城北法律事務所 ニュースNo.88 2023夏号(2023.8.1)

<事件報告>犯罪被害者参加制度
犯罪被害者となった場合には、弁護士へ相談を

弁護士 湯山 花苗

  1. 被害者参加制度
    被害者参加制度は、平成19年6月の刑事訴訟法の改正によって導入され、平成20年12月1日から運用を開始しました。従前から、犯罪被害者が刑事事件に関与する手続として、刑事訴訟法292条の2に基づく心情に関する意見陳述がありましたが、刑事事件への直接的・能動的関与とはいえませんでした。そこで、法改正によって一定の重大犯罪においては、被害者本人や遺族らが公判期日に出席し、自ら証人尋問や被告人質問を行い、検察官とは別に論告・求刑をも行うことができるようになりました。
    通常、弁護士は被告人席に座り、被告人の「弁護人」として刑事事件に関与するのですが、この被害者参加制度の場合は、検察官の横に「被害者参加弁護士」として座ります。被害者自身が公判期日に出廷することもできますが、被害者参加弁護士が代わりに出頭することで、被害者自身が公判期日に出ないという選択も可能です。刑事事件の記録の閲覧謄写であったり、検察官との打ち合わせを行ったりと、犯罪被害者として刑事事件に参加する場合にはやるべきことが多いですし、検察官の権限行使・不行使について説明を受ける際には弁護士が一緒に話を聞くことで理解が増します。そのため、犯罪被害者参加をする場合は、被害者参加弁護士をつけて、刑事事件の準当事者になることをお勧めします。
  2. 損害賠償命令制度
    被害者参加制度と同時に、損害賠償命令制度が導入されました。損害賠償命令制度とは、対象犯罪について、有罪判決が言い渡された後に、判決を言い渡した刑事裁判所が引き続き損害賠償命令の申立について審理を行うものです。刑事裁判の事実認定の心証が、損害賠償命令の審理に事実上引き継がれ、原則として4回以内の期日で審理を終結しますので、簡易迅速な損害回復に寄与する制度といえます。申立手数料が2000円と安く、証拠を用意しなくとも刑事事件記録がそのまま証拠として引き継がれるため、犯罪被害者の立証の負担を軽減することができるようになりました。

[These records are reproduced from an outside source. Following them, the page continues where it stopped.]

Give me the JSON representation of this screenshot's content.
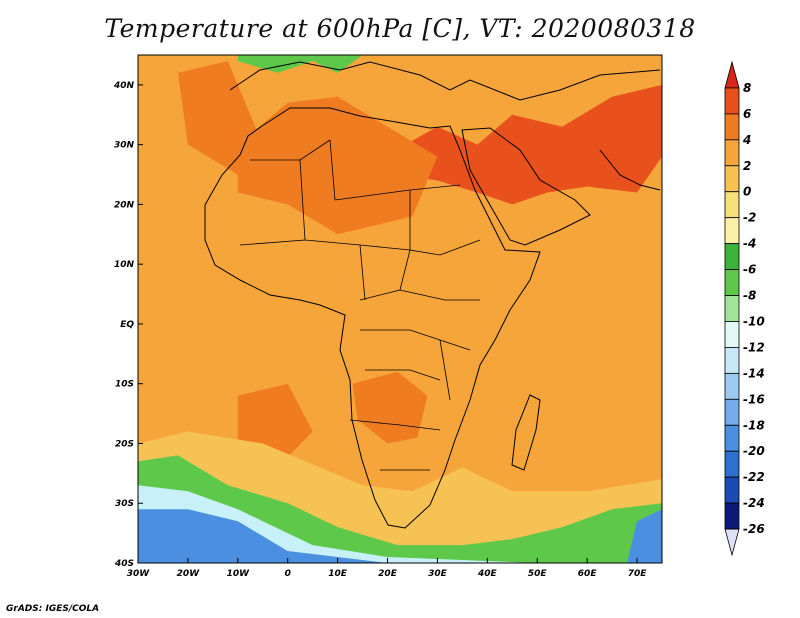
{
  "title": "Temperature at 600hPa [C], VT: 2020080318",
  "credit": "GrADS: IGES/COLA",
  "map": {
    "lon_range": [
      -30,
      75
    ],
    "lat_range": [
      -40,
      45
    ],
    "lon_ticks": [
      {
        "value": -30,
        "label": "30W"
      },
      {
        "value": -20,
        "label": "20W"
      },
      {
        "value": -10,
        "label": "10W"
      },
      {
        "value": 0,
        "label": "0"
      },
      {
        "value": 10,
        "label": "10E"
      },
      {
        "value": 20,
        "label": "20E"
      },
      {
        "value": 30,
        "label": "30E"
      },
      {
        "value": 40,
        "label": "40E"
      },
      {
        "value": 50,
        "label": "50E"
      },
      {
        "value": 60,
        "label": "60E"
      },
      {
        "value": 70,
        "label": "70E"
      }
    ],
    "lat_ticks": [
      {
        "value": 40,
        "label": "40N"
      },
      {
        "value": 30,
        "label": "30N"
      },
      {
        "value": 20,
        "label": "20N"
      },
      {
        "value": 10,
        "label": "10N"
      },
      {
        "value": 0,
        "label": "EQ"
      },
      {
        "value": -10,
        "label": "10S"
      },
      {
        "value": -20,
        "label": "20S"
      },
      {
        "value": -30,
        "label": "30S"
      },
      {
        "value": -40,
        "label": "40S"
      }
    ],
    "background_color": "#f5a53a",
    "fields": [
      {
        "name": "hot-core",
        "color": "#e8501c",
        "poly": [
          [
            30,
            33
          ],
          [
            38,
            30
          ],
          [
            45,
            35
          ],
          [
            55,
            33
          ],
          [
            65,
            38
          ],
          [
            75,
            40
          ],
          [
            75,
            28
          ],
          [
            70,
            22
          ],
          [
            60,
            23
          ],
          [
            52,
            22
          ],
          [
            45,
            20
          ],
          [
            38,
            22
          ],
          [
            30,
            24
          ],
          [
            22,
            25
          ],
          [
            18,
            22
          ],
          [
            15,
            26
          ]
        ]
      },
      {
        "name": "warm-sahara",
        "color": "#f07c22",
        "poly": [
          [
            -10,
            30
          ],
          [
            0,
            37
          ],
          [
            10,
            38
          ],
          [
            20,
            33
          ],
          [
            30,
            28
          ],
          [
            25,
            18
          ],
          [
            10,
            15
          ],
          [
            0,
            20
          ],
          [
            -10,
            22
          ]
        ]
      },
      {
        "name": "warm-atlantic-north",
        "color": "#f07c22",
        "poly": [
          [
            -22,
            42
          ],
          [
            -12,
            44
          ],
          [
            -6,
            32
          ],
          [
            -10,
            25
          ],
          [
            -20,
            30
          ]
        ]
      },
      {
        "name": "warm-southern-africa",
        "color": "#f07c22",
        "poly": [
          [
            13,
            -10
          ],
          [
            22,
            -8
          ],
          [
            28,
            -12
          ],
          [
            26,
            -19
          ],
          [
            20,
            -20
          ],
          [
            14,
            -16
          ]
        ]
      },
      {
        "name": "warm-atlantic-south",
        "color": "#f07c22",
        "poly": [
          [
            -10,
            -12
          ],
          [
            0,
            -10
          ],
          [
            5,
            -18
          ],
          [
            -2,
            -24
          ],
          [
            -10,
            -20
          ]
        ]
      },
      {
        "name": "cool-south-band",
        "color": "#f6c254",
        "poly": [
          [
            -30,
            -20
          ],
          [
            -20,
            -18
          ],
          [
            -5,
            -20
          ],
          [
            15,
            -27
          ],
          [
            25,
            -28
          ],
          [
            35,
            -24
          ],
          [
            45,
            -28
          ],
          [
            60,
            -28
          ],
          [
            75,
            -26
          ],
          [
            75,
            -40
          ],
          [
            -30,
            -40
          ]
        ]
      },
      {
        "name": "cold-green",
        "color": "#5ec84a",
        "poly": [
          [
            -30,
            -23
          ],
          [
            -22,
            -22
          ],
          [
            -12,
            -27
          ],
          [
            0,
            -30
          ],
          [
            10,
            -34
          ],
          [
            22,
            -37
          ],
          [
            35,
            -37
          ],
          [
            45,
            -36
          ],
          [
            55,
            -34
          ],
          [
            65,
            -31
          ],
          [
            75,
            -30
          ],
          [
            75,
            -40
          ],
          [
            -30,
            -40
          ]
        ]
      },
      {
        "name": "cold-light",
        "color": "#c8f0f8",
        "poly": [
          [
            -30,
            -27
          ],
          [
            -20,
            -28
          ],
          [
            -10,
            -31
          ],
          [
            5,
            -37
          ],
          [
            20,
            -39
          ],
          [
            50,
            -40
          ],
          [
            -30,
            -40
          ]
        ]
      },
      {
        "name": "cold-blue",
        "color": "#4a8fe0",
        "poly": [
          [
            -30,
            -31
          ],
          [
            -20,
            -31
          ],
          [
            -10,
            -33
          ],
          [
            0,
            -38
          ],
          [
            20,
            -40
          ],
          [
            -30,
            -40
          ]
        ]
      },
      {
        "name": "cold-blue-east",
        "color": "#4a8fe0",
        "poly": [
          [
            68,
            -40
          ],
          [
            70,
            -33
          ],
          [
            75,
            -31
          ],
          [
            75,
            -40
          ]
        ]
      },
      {
        "name": "mediterranean-green",
        "color": "#5ec84a",
        "poly": [
          [
            -10,
            44
          ],
          [
            -2,
            42
          ],
          [
            5,
            44
          ],
          [
            10,
            42
          ],
          [
            15,
            45
          ],
          [
            -10,
            45
          ]
        ]
      }
    ]
  },
  "colorbar": {
    "labels": [
      "8",
      "6",
      "4",
      "2",
      "0",
      "-2",
      "-4",
      "-6",
      "-8",
      "-10",
      "-12",
      "-14",
      "-16",
      "-18",
      "-20",
      "-22",
      "-24",
      "-26"
    ],
    "colors": [
      "#d9241b",
      "#e8501c",
      "#f07c22",
      "#f5a53a",
      "#f6c254",
      "#f6e07a",
      "#faf0a8",
      "#3cb43c",
      "#5ec84a",
      "#a2e49a",
      "#e2f8f4",
      "#c8e8f8",
      "#9ccaf0",
      "#74acec",
      "#4a8fe0",
      "#2e6fd0",
      "#1a4ab4",
      "#0a1a78",
      "#e0e0f8"
    ]
  }
}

また、刑事事件の裁判官がそのまま担当するため、通常の民事事件と異なり、裁判官の下す判断についてある程度予測することができます。
  3. 犯罪被害者となった場合には、まず相談を
    被害者参加制度と損害賠償命令制度は、別の制度ですので、対象となる犯罪は異なりますし、被害者参加制度を利用しなくても損害賠償命令制度を利用することは可能です。
    資力がない犯罪被害者の場合は、国選被害者参加弁護士の選定手続きをすることで、被害者参加弁護士の費用を国に支払ってもらうことが可能です。また、損害賠償命令制度は民事事件の損害賠償請求訴訟を刑事裁判の手続で行うものですので、損害賠償命令制度の弁護士費用を、犯罪被害者やその家族が加入している自動車保険の弁護士特約の保険を利用して支払うことができる場合もあります。
    犯罪被害者になってしまった場合には、泣き寝入りせず、まずは弁護士にご相談ください。
    二次被害が生じないよう、十分に慎重を期して対応いたします。